Pros
The pay is decent for the area. If you have little kids, the daycare is great. The benefits are decent, not as good as they were when I started there, but still decent. If you have solid computer skills, they are willing to train on the medical insurance processing stuff (...to a point).
Cons
The atmosphere is lousy. People are treated like office equipment. There is no longterm direction or clear goals. I worked there for 7 years & it always felt like we were flying by the seat of our pants. The stress level is off the charts and it doesn't have to be. I feel like the company only cared about making money. Here we were processing claims for some of the most vulnerable of our population but there was never any concern for the patient or the doctors treating them. Their policy seemed to be to screw around long enough to wear the providers down until they gave up trying to get payment. As hard as it was to get proper payment out of Centene, no wonder providers are leary about taking on Medicaid patients. I found it deplorable. When any questions were raised about why we were taking on new states when we couldn't handle the ones we already had, they said it was growth. Any questions regarding the company itself were answered with statements of how the pay and benefits were good and if you didn't like it you could go elsewhere. The company is very "Top-Down" and there is no meaningful way for lowly workers to share ideas or suggestions. Management was very defensive and resistant to any ideas from underlings. I came to Centene with nearly 10 years of medical insurance experience and even when I found glaring errors in processing policies, I was told that "that was just how they do it." I even copied an entry from the CPT manual to back me up and contacted everyone I could think of ... no luck.
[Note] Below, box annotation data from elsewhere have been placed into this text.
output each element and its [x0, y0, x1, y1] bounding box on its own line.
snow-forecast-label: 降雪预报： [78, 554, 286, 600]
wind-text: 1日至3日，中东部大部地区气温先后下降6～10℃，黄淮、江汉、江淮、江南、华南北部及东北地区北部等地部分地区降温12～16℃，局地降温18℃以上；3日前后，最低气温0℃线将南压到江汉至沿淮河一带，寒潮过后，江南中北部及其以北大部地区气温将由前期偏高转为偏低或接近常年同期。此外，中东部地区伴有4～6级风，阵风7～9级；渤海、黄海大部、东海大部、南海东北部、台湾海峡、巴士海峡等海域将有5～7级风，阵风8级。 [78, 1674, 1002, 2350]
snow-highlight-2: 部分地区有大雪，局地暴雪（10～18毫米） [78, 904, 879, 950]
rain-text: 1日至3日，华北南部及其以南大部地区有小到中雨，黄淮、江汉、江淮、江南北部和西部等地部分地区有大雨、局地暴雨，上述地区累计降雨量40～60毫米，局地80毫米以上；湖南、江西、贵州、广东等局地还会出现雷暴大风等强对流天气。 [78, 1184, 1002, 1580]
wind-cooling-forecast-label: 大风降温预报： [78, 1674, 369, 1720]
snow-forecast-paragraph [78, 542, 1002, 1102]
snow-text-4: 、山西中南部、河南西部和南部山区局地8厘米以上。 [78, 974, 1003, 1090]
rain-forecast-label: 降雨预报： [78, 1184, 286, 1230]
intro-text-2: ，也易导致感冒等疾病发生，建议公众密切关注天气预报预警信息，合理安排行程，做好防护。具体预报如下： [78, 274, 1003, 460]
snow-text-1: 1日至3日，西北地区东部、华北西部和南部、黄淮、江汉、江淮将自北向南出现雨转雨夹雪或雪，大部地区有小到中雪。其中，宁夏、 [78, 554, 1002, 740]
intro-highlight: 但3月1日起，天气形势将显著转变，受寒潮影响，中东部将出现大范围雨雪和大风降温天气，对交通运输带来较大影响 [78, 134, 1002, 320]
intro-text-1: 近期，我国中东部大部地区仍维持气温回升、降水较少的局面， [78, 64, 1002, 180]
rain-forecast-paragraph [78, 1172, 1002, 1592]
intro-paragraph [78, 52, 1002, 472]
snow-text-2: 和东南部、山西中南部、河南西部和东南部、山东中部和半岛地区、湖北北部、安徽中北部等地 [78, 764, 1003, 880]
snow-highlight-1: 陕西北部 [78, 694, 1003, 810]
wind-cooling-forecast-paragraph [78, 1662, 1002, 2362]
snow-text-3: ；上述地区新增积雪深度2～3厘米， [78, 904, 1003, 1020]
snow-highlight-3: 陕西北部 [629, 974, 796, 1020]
A couple of years later, someone with a better title than me must have discovered the same policy error because it finally did get changed. Who knows how many claims were underpaid in the years preceding. I came from an atmosphere at my old company where everyone had a voice and the goal was to do it right the first time and if adjustments were needed down the road, take care to get those right. The patients and providers mattered. At Centene, the policy was just to shove it through, right or wrong and adjust it later, right or wrong (& possibly multiple times) ... which is a horrible, costly policy. Is the company growing? Sure, they are taking on new business all the time. Plans are dropping all the time, too, though. I truly believe that the only reason Centene is doing as well as it is is because there aren't enough reputable companies in the Medicaid business.